Sentymentalny powrót do Val di Fiemme. Polacy ciekawi nowych skoczni w Predazzo
Skoczkowie narciarscy po kilku latach przerwy wracają do Predazzo, w ramach próby przedolimpijskiej przed przyszłorocznymi igrzyskami. Trener Maciej Maciusiak zabrał do Val di Fiemme pięciu skoczków, wśród których jest cała drużyna, która w 2013 roku wywalczyła pierwszy w historii drużynowy medal mistrzostw świata dla naszej kraju. Mowa o Macieju Kocie, Dawidzie Kubackim, Kamilu Stochu i Piotrze Żyle. Ponadto w Dolomitach szansę dostanie Aleksander Zniszczoł. Dla Biało-Czerwonych będą to pierwsze próby na zmodernizowanych włoskich obiektach.

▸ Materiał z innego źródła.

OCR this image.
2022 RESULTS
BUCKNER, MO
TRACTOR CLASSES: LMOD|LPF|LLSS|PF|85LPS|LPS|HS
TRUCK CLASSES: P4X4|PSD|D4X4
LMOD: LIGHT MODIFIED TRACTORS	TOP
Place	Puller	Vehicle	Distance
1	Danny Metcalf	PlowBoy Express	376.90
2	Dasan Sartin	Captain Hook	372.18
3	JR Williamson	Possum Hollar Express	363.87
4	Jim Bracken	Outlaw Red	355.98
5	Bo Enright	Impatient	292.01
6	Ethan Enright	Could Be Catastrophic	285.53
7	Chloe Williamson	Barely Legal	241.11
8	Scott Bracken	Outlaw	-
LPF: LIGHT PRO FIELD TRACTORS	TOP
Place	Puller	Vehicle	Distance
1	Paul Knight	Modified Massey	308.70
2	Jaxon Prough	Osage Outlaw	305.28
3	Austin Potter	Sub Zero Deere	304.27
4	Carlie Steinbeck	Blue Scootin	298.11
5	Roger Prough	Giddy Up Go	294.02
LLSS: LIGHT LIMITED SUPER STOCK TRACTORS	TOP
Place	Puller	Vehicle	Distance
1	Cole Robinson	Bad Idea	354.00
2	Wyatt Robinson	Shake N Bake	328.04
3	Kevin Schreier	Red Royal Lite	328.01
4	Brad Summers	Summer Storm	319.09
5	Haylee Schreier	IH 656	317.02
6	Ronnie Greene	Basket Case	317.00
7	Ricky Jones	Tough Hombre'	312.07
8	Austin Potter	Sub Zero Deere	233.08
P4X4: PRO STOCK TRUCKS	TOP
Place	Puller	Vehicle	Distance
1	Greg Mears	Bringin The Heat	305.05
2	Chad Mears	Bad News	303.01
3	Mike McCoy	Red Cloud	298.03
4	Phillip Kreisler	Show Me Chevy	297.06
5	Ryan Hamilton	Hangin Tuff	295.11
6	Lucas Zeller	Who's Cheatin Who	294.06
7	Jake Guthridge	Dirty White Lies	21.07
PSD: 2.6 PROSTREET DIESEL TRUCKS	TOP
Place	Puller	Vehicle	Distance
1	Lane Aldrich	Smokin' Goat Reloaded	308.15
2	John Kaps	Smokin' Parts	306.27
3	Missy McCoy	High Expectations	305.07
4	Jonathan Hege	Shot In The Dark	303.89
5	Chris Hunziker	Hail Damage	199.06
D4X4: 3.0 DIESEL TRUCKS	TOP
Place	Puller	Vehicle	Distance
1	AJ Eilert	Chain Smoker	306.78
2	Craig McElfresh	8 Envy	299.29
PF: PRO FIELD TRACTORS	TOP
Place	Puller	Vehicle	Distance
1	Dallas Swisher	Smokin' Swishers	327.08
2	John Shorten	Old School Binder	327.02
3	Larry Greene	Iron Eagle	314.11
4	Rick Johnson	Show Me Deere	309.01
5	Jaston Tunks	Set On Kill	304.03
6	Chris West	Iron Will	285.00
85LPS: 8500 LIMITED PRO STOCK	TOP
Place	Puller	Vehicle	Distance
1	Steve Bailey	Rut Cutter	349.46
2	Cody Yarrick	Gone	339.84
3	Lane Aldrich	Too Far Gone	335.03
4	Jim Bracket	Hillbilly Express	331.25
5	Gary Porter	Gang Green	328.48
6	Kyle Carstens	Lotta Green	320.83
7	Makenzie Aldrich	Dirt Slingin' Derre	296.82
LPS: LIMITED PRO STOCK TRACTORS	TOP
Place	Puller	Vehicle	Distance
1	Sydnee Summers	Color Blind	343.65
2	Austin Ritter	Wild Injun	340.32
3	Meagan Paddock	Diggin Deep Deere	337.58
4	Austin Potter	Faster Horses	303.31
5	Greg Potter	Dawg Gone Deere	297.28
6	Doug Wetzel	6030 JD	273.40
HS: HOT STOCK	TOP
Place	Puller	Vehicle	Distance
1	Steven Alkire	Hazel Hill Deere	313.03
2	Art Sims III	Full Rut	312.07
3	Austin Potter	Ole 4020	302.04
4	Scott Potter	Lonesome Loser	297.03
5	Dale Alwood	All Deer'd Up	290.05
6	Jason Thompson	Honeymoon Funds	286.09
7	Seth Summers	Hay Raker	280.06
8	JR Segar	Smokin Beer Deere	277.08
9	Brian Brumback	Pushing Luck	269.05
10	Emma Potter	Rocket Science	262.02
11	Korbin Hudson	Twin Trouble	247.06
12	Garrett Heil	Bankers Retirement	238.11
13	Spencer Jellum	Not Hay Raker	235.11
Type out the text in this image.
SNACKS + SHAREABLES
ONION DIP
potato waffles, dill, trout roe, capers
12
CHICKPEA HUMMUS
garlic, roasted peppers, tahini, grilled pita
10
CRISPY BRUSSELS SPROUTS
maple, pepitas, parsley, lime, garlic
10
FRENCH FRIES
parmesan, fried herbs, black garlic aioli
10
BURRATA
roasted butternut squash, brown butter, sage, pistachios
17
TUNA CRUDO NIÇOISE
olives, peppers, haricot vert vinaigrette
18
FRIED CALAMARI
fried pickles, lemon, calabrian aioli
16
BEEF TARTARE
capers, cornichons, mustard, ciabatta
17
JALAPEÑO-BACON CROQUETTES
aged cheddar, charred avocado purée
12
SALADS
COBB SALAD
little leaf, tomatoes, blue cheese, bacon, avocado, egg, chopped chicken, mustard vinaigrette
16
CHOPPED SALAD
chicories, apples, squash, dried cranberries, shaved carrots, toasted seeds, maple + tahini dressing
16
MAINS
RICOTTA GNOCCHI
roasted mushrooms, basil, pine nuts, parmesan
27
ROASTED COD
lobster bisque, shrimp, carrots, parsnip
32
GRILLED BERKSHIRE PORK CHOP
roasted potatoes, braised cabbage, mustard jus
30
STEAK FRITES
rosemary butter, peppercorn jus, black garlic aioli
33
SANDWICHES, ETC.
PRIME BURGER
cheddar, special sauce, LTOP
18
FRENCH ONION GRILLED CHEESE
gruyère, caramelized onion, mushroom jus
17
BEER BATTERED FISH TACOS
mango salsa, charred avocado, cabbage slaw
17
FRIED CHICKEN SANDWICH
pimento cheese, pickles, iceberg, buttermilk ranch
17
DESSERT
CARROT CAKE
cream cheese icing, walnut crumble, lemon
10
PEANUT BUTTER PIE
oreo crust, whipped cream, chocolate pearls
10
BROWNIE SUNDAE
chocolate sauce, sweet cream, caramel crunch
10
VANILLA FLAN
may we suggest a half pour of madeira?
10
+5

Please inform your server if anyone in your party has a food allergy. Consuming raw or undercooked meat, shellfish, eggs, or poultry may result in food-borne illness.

– Predazzo kojarzy mi się niczym polskie skocznie. Mam miłe wspomnienia. W 2003 roku wielkie mistrzostwa świata w wykonaniu Adama Małysza. W 2013 roku złoto Kamila Stocha i brąz drużyny, a w 2019 roku pierwsze pucharowe zwycięstwo Dawida Kubackiego. Ta skocznia zawsze była dla nas szczęśliwa. Lubiłem jeździć tam na obozy, kiedy tradycją było, że na jesień wszystkie kadry jadą razem do Predazzo. Cieszę się, że teraz będziemy mogli sprawdzić się tam w zawodach, a w październiku pojechać tam na zgrupowanie. Jestem ciekaw nowych obiektów, oby Predazzo nadal nam sprzyjało. Każda nowa skocznia jest ekscytująca, mimo doświadczenia i wieku. Mam nadzieję, że to nie będą kolejne nijakie skocznie. Liczę na to, że zachowają swój charakter, który miały. To zawsze były trudne obiekty z punktami szczególnymi. Mam wrażenie, że to nam pasowało – mówi nam Maciej Kot, zapytany o czwarty przystanek tegorocznej edycji Letniego Grand Prix.
– Trochę stęskniłem się za Predazzo, które w ogóle jest przyjemnym miejscem. Nie tylko w kontekście skakania na nartach. Miejscowość ma dobry klimat i pozytywną energię. Zawsze lubiłem tam jeździć. Stare skocznie były super. Nigdy nie ukrywałem, że nieistniejące już obiekty był jednymi z moich ulubionych. Te nowe? Zakładam, że też będą fajne, dołączą do tego grona i będę czerpał same pozytywy ze skakania. Z. takim nastawieniem tam jadę. Nie obiecuję sobie niczego. Chcę chłonąć to, co się tam wydarzy. Jestem podekscytowany nowym doświadczeniem – usłyszeliśmy od Kamila Stocha, który w 2013 roku wywalczył tam jedyny tytuł indywidualnego mistrza świata w skokach narciarskich.
– Dawno nas tam nie było, to będzie ciekawe doświadczenie. Te skocznie po przebudowie na pewno będą inne od tego, co pamiętamy. Krajobraz wokół się jednak nie zmienił. Myślę, że kibice dopiszą i będzie świetna atmosfera, na to liczę. Widziałem relacje innych ekip z treningów w Predazzo, ale wiem tyle, co zobaczyłem w mediach społecznościowych. Podejrzewam, że obsada będzie mocna. W mojej pracy niczego to nie zmienia. Jest jeszcze trochę czasu do zimy, trzeba go mądrze wykorzystać. Pojedziemy się tam sprawdzić i liczę na to, że to, co wypracowałem do tej pory, wystarczy do tego, by wracać z Włoch z uśmiechem na ustach – dodał Dawid Kubacki, który w poprzednią sobotę wygrał zawody rangi Letniego Grand Prix w Rasnovie.